Centroid algorithm for document classification, threshold detection

1.4k Views Asked by At

I have a collection of documents related to a particular domain and have trained the centroid classifier based on that collection. What I want to do is, I will be feeding the classifier with documents from different domains and want to determine how much they are relevant to the trained domain. I can use the cosine similarity for this to get a numerical value but my question is what is the best way to determine the threshold value?

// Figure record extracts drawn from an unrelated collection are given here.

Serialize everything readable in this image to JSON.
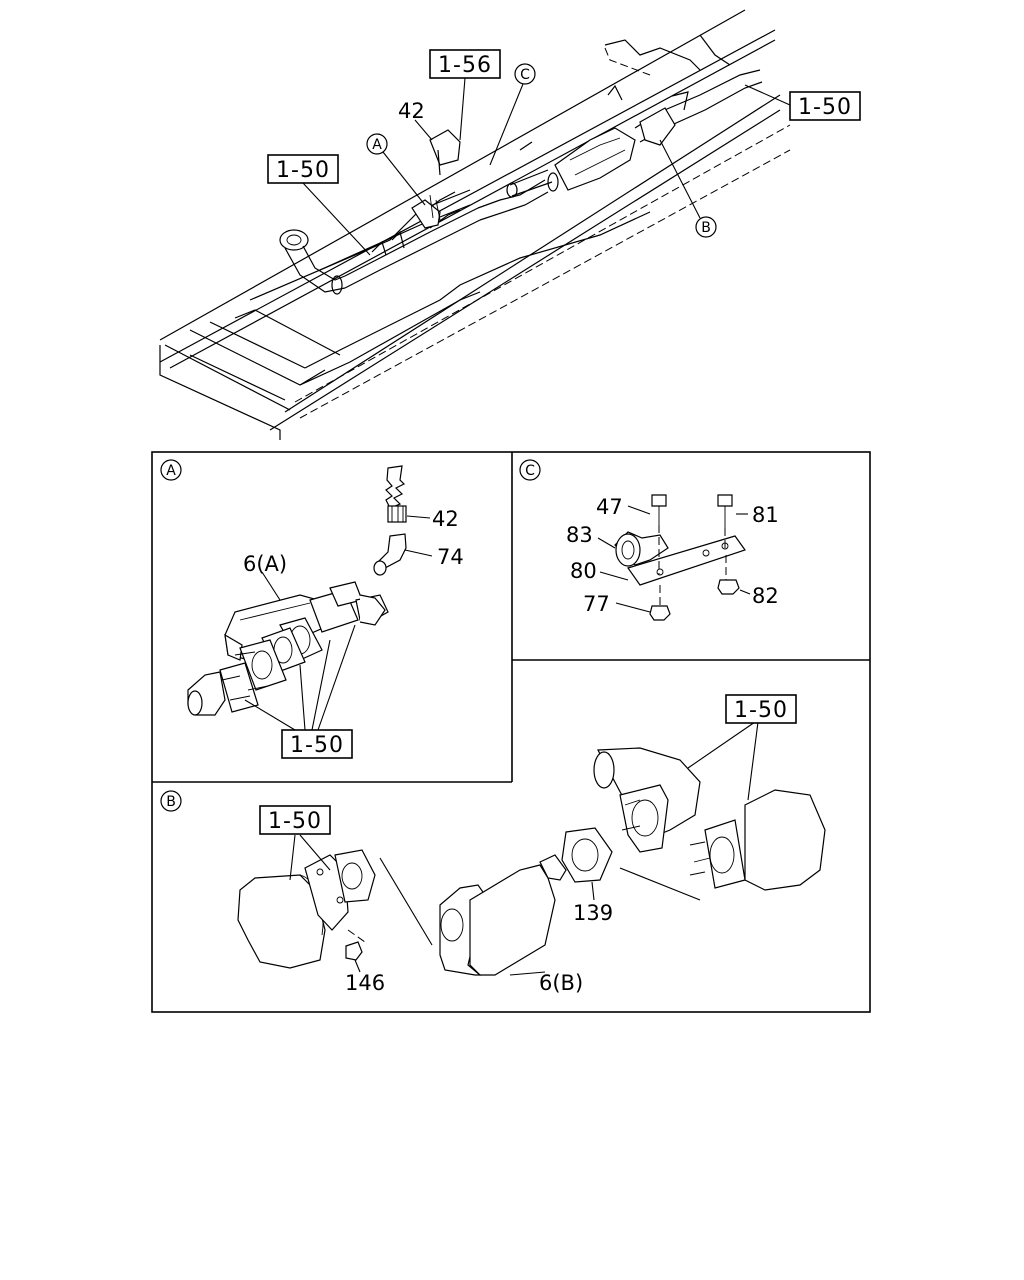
{
  "overview": {
    "refs": {
      "r156": "1-56",
      "r150_left": "1-50",
      "r150_right": "1-50"
    },
    "callouts": {
      "a": "A",
      "b": "B",
      "c": "C"
    },
    "part_42": "42"
  },
  "panel_a": {
    "letter": "A",
    "parts": {
      "p42": "42",
      "p74": "74",
      "p6a": "6(A)"
    },
    "ref": "1-50"
  },
  "panel_c": {
    "letter": "C",
    "parts": {
      "p47": "47",
      "p81": "81",
      "p83": "83",
      "p80": "80",
      "p82": "82",
      "p77": "77"
    }
  },
  "panel_b": {
    "letter": "B",
    "parts": {
      "p139": "139",
      "p146": "146",
      "p6b": "6(B)"
    },
    "ref_left": "1-50",
    "ref_right": "1-50"
  }
}
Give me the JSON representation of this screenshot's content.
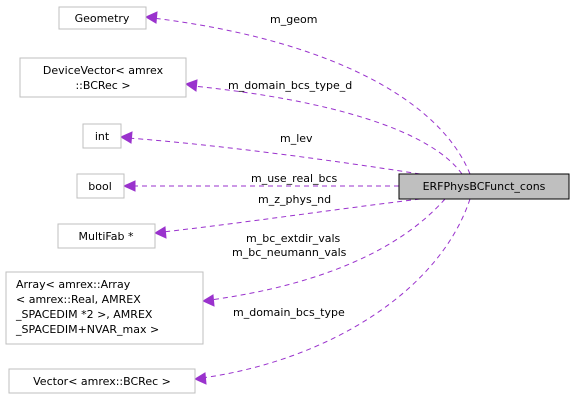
{
  "diagram": {
    "main_node": {
      "label": "ERFPhysBCFunct_cons"
    },
    "nodes": [
      {
        "key": "geometry",
        "lines": [
          "Geometry"
        ]
      },
      {
        "key": "device-vector-bcrec",
        "lines": [
          "DeviceVector< amrex",
          "::BCRec >"
        ]
      },
      {
        "key": "int",
        "lines": [
          "int"
        ]
      },
      {
        "key": "bool",
        "lines": [
          "bool"
        ]
      },
      {
        "key": "multifab-ptr",
        "lines": [
          "MultiFab *"
        ]
      },
      {
        "key": "array-array-real",
        "lines": [
          "Array< amrex::Array",
          "< amrex::Real, AMREX",
          "_SPACEDIM *2 >, AMREX",
          "_SPACEDIM+NVAR_max >"
        ]
      },
      {
        "key": "vector-bcrec",
        "lines": [
          "Vector< amrex::BCRec >"
        ]
      }
    ],
    "edges": [
      {
        "target": "geometry",
        "labels": [
          "m_geom"
        ]
      },
      {
        "target": "device-vector-bcrec",
        "labels": [
          "m_domain_bcs_type_d"
        ]
      },
      {
        "target": "int",
        "labels": [
          "m_lev"
        ]
      },
      {
        "target": "bool",
        "labels": [
          "m_use_real_bcs"
        ]
      },
      {
        "target": "multifab-ptr",
        "labels": [
          "m_z_phys_nd"
        ]
      },
      {
        "target": "array-array-real",
        "labels": [
          "m_bc_extdir_vals",
          "m_bc_neumann_vals"
        ]
      },
      {
        "target": "vector-bcrec",
        "labels": [
          "m_domain_bcs_type"
        ]
      }
    ],
    "colors": {
      "edge": "#9a32cd",
      "node_border": "#bfbfbf",
      "main_fill": "#bfbfbf",
      "main_border": "#000000"
    }
  }
}
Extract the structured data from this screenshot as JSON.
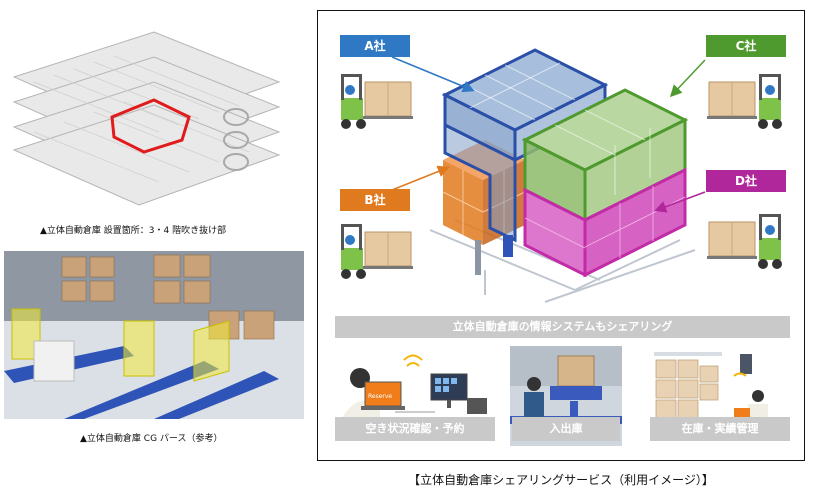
{
  "left": {
    "caption_top": "▲立体自動倉庫 設置箇所：3・4 階吹き抜け部",
    "caption_bottom": "▲立体自動倉庫 CG パース（参考）"
  },
  "diagram": {
    "tags": {
      "a": "A社",
      "b": "B社",
      "c": "C社",
      "d": "D社"
    },
    "colors": {
      "a": "#2f78c4",
      "b": "#e07a1e",
      "c": "#4f9a2e",
      "d": "#b0279b",
      "a_block": "#2a4fa8",
      "b_block": "#e07a1e",
      "c_block": "#5aa03a",
      "d_block": "#c32aa8",
      "bar_gray": "#c6c6c6"
    },
    "info_bar": "立体自動倉庫の情報システムもシェアリング",
    "panels": [
      {
        "label": "空き状況確認・予約",
        "screen_text": "Reserve"
      },
      {
        "label": "入出庫"
      },
      {
        "label": "在庫・実績管理"
      }
    ]
  },
  "title": "【立体自動倉庫シェアリングサービス（利用イメージ）】"
}
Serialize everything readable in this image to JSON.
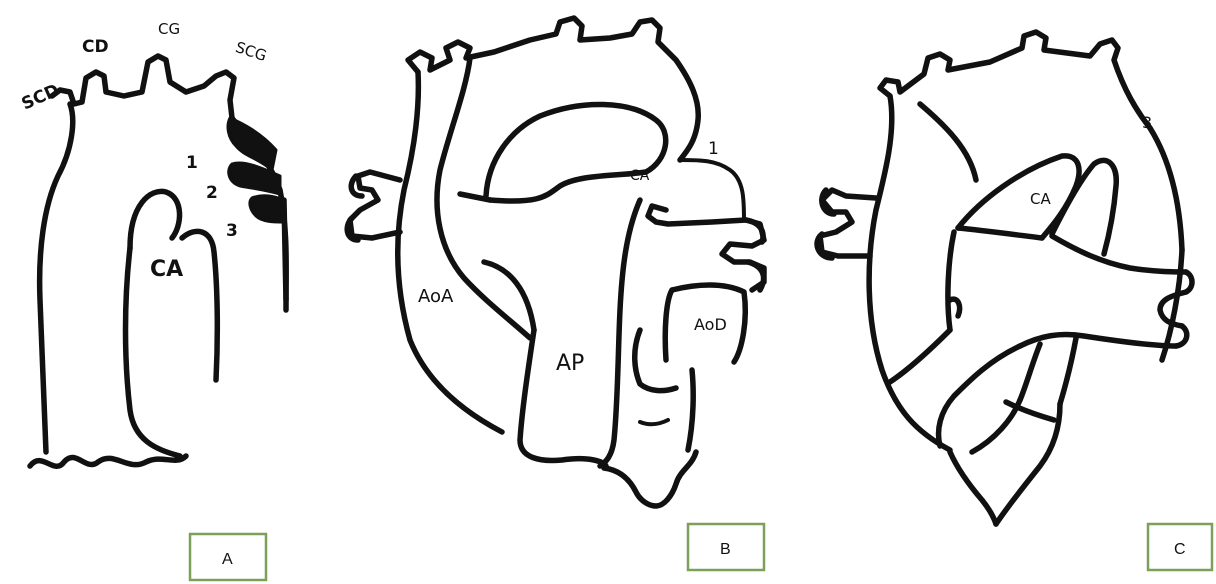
{
  "panels": [
    {
      "id": "A",
      "caption": "A",
      "labels": {
        "scd": "SCD",
        "cd": "CD",
        "cg": "CG",
        "scg": "SCG",
        "n1": "1",
        "n2": "2",
        "n3": "3",
        "ca": "CA"
      }
    },
    {
      "id": "B",
      "caption": "B",
      "labels": {
        "n1": "1",
        "ca": "CA",
        "aoa": "AoA",
        "ap": "AP",
        "aod": "AoD"
      }
    },
    {
      "id": "C",
      "caption": "C",
      "labels": {
        "n3": "3",
        "ca": "CA"
      }
    }
  ]
}
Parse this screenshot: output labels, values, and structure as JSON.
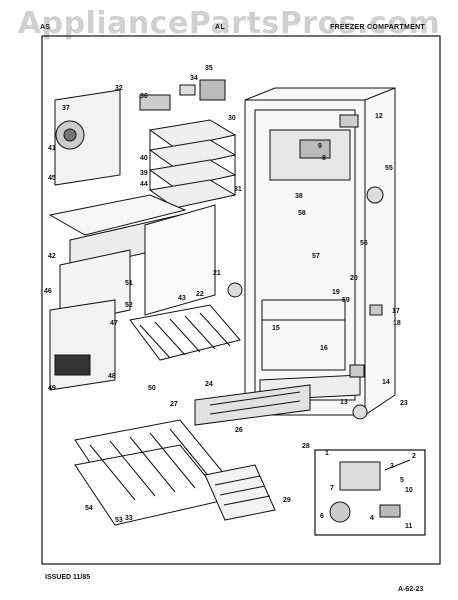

For this, I can download several documents from different domains and inspect their similarity scores to determine the threshold value. But is this the way to go, does it sound statistically good? What are the other approaches for this?

2

There are 2 best solutions below

2
On

Actually there is another issue with centroids in sparse vectors. The problem is that they usually are significantly less sparse than the original data. For examples, this increases computation costs. And it can yield vectors that are themselves actually atypical because they have a different sparsity pattern. This effect is similar to using arithmetic means of discrete data: say the mean number of doors in a car is 3.4; yet obviously no car exists that actually has 3.4 doors. So in particular, there will be no car with an euclidean distance of less than 0.4 to the centroid! - so how "central" is the centroid then really?

Sometimes it helps to use medoids instead of centroids, because they actually are proper objects of your data set.

Make sure you control such effects on your data!

0
On

A simple method to try would be to employ various machine-learning algorithms - and in particular, tree-based ones - on the distances from your centroids.

As mentioned in another answer(@Anony-Mousse), this won't necessarily provide you with good or usable answers, but it just might. Using a ML framework for this procedure, E.g. WEKA, will also help you with estimating your accuracy in a more rigorous manner.

Here are the steps to take, using WEKA:

  • Generate a train set by finding a decent amount of documents representing each of your classes (to get valid estimations, I'd recommend at least a few dozens per class)

  • Calculate the distance from each document to each of your centroids.

  • Generate a feature vector for each such document, composed of the distances from this document to the centroids. You can either use a single feature - the distance to the nearest centroid; or use all distances, if you'd like to try a more elaborate thresholding scheme. For example, if you chose the simpler method of using a single feature, the vector representing a document with a distance of 0.2 to the nearest centroid, belonging to class A would be: "0.2,A"

  • Save this set in ARFF or CSV format, load into WEKA, and try classifying, e.g. using a J48 tree.

  • The results would provide you with an overall accuracy estimation, with a detailed confusion matrix, and - of course - with a specific model, e.g. a tree, you can use for classifying additional documents.

  • These results can be used to iteratively improve the models and thresholds by collecting additional train documents for problematic classes, either by recreating the centroids or by retraining the thresholds classifier.